Wednesday, 4 June 2014

The limits of cheap money

Something I think we can say we've learned from the economic events of the past half-dozen years: throwing cheap money around may prevent disaster, but it can't be relied on to stimulate growth.  That's not a new lesson, of course. Keynes famously identified the risks of a "liquidity trap", and economists have always warned that in the absence of underlying demand, expansionary monetary policy is akin to pushing on a string.  Still, there can be no doubt that the limits of monetary policy have never before been so uncomfortably clear.

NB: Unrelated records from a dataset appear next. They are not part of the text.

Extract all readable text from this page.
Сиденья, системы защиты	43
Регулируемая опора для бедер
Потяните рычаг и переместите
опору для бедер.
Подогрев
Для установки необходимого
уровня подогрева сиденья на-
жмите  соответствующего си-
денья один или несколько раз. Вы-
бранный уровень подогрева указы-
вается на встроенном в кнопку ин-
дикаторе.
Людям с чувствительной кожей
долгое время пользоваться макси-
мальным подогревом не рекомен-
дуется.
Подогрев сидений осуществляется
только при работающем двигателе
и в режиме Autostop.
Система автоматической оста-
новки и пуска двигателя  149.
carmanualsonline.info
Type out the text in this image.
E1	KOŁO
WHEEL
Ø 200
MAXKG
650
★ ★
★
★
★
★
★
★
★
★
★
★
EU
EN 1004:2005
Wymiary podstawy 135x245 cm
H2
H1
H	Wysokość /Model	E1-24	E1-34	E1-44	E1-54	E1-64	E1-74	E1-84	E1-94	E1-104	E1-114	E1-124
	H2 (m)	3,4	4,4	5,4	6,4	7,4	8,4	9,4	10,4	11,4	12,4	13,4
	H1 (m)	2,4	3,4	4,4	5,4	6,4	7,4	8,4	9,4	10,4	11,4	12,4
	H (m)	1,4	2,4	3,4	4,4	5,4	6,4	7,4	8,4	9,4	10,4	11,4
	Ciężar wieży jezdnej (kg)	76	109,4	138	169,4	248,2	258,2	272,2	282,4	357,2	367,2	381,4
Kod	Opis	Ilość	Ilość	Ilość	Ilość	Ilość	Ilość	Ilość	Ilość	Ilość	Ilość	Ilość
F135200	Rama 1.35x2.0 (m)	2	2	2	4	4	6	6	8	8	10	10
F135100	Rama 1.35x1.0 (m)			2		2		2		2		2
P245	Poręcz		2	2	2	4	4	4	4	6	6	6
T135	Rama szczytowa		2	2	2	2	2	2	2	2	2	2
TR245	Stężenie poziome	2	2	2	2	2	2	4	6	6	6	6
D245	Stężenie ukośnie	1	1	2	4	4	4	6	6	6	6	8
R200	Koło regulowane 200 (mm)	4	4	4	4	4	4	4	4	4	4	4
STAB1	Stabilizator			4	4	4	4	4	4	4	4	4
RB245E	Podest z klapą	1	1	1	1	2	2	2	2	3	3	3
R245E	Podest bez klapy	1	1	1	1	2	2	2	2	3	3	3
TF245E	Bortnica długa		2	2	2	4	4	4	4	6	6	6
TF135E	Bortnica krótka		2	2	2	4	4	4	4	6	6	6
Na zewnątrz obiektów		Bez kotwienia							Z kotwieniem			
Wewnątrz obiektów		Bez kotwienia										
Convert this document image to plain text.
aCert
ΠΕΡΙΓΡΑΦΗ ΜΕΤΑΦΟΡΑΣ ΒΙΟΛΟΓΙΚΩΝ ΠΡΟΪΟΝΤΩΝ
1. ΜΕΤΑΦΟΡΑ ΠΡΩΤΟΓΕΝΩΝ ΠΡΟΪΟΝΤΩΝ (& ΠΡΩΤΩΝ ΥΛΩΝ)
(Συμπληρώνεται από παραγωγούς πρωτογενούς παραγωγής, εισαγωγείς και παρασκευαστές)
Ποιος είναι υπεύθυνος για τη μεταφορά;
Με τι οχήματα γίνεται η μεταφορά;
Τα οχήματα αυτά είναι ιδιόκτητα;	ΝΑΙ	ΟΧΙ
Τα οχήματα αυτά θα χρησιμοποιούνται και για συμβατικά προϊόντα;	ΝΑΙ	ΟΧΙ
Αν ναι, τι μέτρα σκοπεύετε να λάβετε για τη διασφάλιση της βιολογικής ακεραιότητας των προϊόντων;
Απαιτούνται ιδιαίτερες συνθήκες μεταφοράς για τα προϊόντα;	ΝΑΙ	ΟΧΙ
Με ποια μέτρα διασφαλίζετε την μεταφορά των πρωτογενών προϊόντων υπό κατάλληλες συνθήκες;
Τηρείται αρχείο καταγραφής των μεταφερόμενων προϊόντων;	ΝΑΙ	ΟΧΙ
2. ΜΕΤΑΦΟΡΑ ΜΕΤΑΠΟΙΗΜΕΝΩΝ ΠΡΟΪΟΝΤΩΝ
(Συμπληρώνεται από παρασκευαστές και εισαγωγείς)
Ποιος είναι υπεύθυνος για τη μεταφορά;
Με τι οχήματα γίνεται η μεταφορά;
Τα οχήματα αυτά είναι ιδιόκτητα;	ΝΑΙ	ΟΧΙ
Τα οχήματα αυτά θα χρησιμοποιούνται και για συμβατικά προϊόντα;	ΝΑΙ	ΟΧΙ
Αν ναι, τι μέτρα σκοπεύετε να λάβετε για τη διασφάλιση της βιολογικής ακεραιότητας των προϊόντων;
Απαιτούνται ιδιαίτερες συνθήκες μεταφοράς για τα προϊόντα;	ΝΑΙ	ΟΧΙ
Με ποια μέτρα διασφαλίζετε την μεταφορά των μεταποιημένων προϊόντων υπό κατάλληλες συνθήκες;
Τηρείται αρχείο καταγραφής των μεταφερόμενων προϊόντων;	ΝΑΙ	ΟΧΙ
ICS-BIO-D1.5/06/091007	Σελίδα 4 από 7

You can see evidence of this all around the world, but for Exhibit A today, let's look at Canada, where central bank Governor Stephen Poloz has yet again left the benchmark interest rate at one percent, in the face of the economy's continuing failure to post strong growth. Like the US, Canada experienced an exceptionally severe winter this year, resulting in a slowdown in GDP growth in the first quarter.  There are high hopes that things will rebound in the current quarter, piggybacking on an expected bounceback in the US, where the slowdown in Q1 was even more pronounced than in Canada.  However, despite the supposed benefit of a weaker exchange rate, Canada's export sector has delivered nothing but disappointment in recent months.

Data released this week show that exports fell yet again in April.  It's starting to look as though Canada's international trade problems are not related to price competitiveness per se, but may instead be structural. Manufacturing may never recover the losses suffered over the past couple of decades, leaving hopes of export gains far too dependent on the energy sector, which is encountering increasingly severe problems in getting its product to foreign markets.  There's not a whole lot the Bank of Canada can do about that.

With the US Federal Reserve taking a very measured approach to removing its own monetary stimulus, there's no immediate pressure on the Bank of Canada to act.  But there are clouds on the horizon.  When Gov. Poloz took over the job less than a year ago, he mused aloud about deflationary risks.  No more: CPI has moved up to the Bank's 2% target, perhaps a little faster than the Bank had expected.  This is no surprise in light of the fall in the Canadian dollar, and as that decline seems now to have stopped, perhaps upward price pressure from this source will abate. Still, the Bank has a bit less breathing room than it might have hoped.

In addition, the Bank has to take account of the fact that household debts remain uncomfortably high in relation to disposable incomes. Much of that debt is housing-related, and the continued upward pressure on house prices in certain markets (most severely, but not exclusively, in Toronto) adds to the risk that some consumers will take on debts that they won't be able to service once rates do start to rise.  The banks seem to be chafing at the bit to offer deals to mortgage borrowers, and it may soon be necessary for Gov. Poloz or Finance Minister Oliver to rein them in again.

What it all comes down to, in Canada as in the rest of the developed world, is that flooding the system with cheap money was the easy part.  Pulling back that stimulus, without triggering another recession or even a further crisis, is something nobody seems to have figured out just yet.